Our recommendations in part relate to emerging evidence that intravascular coagulation,
inclusive of DIC, is a feature of poor prognosis in seriously affected patients.[4]
[5]
[6]
[7]
[8]
[9]
[10]
[11] Also widely recognized is worsening organ damage, even death. Our recommendations
are tempered by our expertise in the area of hemostasis and biochemistry, and therefore
some gaps are unavoidable.
Nevertheless, several lines of evidence now attest that elevation of thrombotic biomarkers,
especially D-dimer, is commonplace in patients with COVID-19,[4]
[5]
[6]
[7]
[8]
[9]
[10]
[11] especially in those with more severe disease.[4] Therefore, routine monitoring of D-dimer and other useful tests such as PT, APTT,
fibrinogen, and platelet count would help to rapidly and accurately detect patients
at a higher risk or those who have already developed DIC as well as venous thromboembolism,
and whereby different clinical management may be required according to clinical settings.
This is, for example, supported by evidence published by Tang et al, showing that
most hospitalized patients with COVID-19 who died match criteria for a diagnosis of
DIC (i.e., ∼ 71 vs. < 1% in survivors),[5] a finding that was also later confirmed in a subsequent study of Han et al.[11] To some extent, the situation with COVID-19 reflects a similar, albeit seemingly
worse, coagulopathic risk than other viruses.[14]
[15]
[16]
Whether an early establishment of antithrombotic treatment in patients with severe
COVID-19 would be beneficial to prevent (at least) thrombotic coagulopathies remains
largely unexplored and indeed should be the subject of urgent studies.
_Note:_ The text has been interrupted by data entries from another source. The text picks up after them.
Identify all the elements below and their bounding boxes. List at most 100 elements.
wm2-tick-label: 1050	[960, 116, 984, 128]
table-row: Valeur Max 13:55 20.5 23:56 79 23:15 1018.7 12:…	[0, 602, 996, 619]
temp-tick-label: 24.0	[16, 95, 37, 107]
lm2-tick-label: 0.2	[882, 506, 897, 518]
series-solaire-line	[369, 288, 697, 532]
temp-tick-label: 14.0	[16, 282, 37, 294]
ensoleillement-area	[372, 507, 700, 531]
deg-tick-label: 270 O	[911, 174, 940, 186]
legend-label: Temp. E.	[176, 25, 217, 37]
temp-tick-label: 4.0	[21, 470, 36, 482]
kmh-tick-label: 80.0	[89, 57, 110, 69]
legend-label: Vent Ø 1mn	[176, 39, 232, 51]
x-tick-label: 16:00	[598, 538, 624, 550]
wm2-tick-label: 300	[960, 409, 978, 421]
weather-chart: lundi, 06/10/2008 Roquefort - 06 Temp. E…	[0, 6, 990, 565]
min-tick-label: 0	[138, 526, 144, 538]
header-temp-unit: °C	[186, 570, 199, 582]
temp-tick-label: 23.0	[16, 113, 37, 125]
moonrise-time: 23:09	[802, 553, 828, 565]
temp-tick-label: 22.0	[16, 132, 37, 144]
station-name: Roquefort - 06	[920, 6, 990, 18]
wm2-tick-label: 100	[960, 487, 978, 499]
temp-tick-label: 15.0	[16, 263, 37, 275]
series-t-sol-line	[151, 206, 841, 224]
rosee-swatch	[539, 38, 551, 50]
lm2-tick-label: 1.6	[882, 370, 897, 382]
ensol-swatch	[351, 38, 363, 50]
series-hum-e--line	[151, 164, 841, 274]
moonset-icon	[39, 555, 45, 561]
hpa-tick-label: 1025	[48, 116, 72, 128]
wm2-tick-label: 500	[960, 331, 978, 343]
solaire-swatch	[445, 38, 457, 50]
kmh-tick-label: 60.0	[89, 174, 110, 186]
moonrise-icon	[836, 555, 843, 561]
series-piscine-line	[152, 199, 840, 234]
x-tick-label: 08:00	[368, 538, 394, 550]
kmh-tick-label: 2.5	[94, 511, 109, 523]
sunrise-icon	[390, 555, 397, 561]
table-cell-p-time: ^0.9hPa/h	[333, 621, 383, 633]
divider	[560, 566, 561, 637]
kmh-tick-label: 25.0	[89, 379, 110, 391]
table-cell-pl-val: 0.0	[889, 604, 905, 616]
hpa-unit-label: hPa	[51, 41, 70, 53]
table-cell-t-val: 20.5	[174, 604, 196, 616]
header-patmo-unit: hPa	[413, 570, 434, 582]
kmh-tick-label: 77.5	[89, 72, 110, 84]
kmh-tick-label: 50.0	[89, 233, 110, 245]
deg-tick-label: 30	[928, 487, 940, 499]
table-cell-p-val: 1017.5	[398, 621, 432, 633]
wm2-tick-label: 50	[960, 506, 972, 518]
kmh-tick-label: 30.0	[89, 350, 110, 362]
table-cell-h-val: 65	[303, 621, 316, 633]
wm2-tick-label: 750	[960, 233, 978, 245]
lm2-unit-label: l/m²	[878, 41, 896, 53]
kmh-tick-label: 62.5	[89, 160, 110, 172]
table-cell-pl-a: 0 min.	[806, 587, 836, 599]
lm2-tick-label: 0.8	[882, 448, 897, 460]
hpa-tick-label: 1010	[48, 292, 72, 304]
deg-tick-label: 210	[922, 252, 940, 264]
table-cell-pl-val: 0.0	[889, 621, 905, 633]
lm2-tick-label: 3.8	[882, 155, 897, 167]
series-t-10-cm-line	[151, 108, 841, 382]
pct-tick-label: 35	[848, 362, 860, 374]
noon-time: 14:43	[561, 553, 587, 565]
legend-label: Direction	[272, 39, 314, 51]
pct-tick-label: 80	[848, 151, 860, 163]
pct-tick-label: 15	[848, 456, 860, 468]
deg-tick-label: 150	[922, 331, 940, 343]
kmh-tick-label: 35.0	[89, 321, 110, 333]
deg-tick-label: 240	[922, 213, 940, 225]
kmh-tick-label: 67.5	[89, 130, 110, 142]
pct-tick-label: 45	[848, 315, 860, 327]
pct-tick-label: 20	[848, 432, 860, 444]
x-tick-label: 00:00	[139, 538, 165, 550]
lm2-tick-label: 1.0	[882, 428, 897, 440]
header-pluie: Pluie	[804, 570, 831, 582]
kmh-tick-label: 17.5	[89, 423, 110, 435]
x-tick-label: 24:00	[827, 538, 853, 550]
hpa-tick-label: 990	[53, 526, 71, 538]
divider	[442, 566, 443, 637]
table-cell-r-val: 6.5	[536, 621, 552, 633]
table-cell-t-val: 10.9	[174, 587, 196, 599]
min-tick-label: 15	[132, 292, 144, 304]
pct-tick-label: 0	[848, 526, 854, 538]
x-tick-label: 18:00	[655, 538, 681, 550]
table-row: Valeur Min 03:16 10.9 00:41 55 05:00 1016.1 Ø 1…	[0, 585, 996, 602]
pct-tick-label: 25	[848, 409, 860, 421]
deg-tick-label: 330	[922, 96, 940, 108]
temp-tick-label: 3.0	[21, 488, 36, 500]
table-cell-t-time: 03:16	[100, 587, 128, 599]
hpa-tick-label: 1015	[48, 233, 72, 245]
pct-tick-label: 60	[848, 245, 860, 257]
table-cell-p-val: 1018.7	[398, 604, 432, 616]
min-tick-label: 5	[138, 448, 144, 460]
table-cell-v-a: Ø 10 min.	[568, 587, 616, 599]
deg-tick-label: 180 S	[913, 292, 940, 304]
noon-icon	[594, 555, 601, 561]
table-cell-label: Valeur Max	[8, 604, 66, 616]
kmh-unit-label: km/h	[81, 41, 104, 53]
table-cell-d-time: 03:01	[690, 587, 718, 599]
Although glycosaminoglycans
(thus including heparins) also have some antiviral activities[17] and would thus seem promising therapeutic agents in COVID-19, the identification
of the most appropriate antithrombotic treatment, maximizing benefits and possessing
the best balance between bleeding and thrombotic risk in such patients, reflects another
compelling need at this time.
Caveats
The recommendations are not intended for implementation in all patients who have tested
positive for COVID-19, for example, people with mild disease who have self-isolated
at home, but rather for hospitalized patients with potentially severe disease. The
information provided here is for guidance only and is based on our understanding of
the emerging literature at the time of writing. As the information is time-relevant
and potentially time-limited, such guidance may quickly change as new information
emerges. Thus, at all times, local experts should be consulted as available and testing
modified accordingly. The opinions in this commentary are those of the authors and
not necessarily those of the University of Verona or NSW Health Pathology.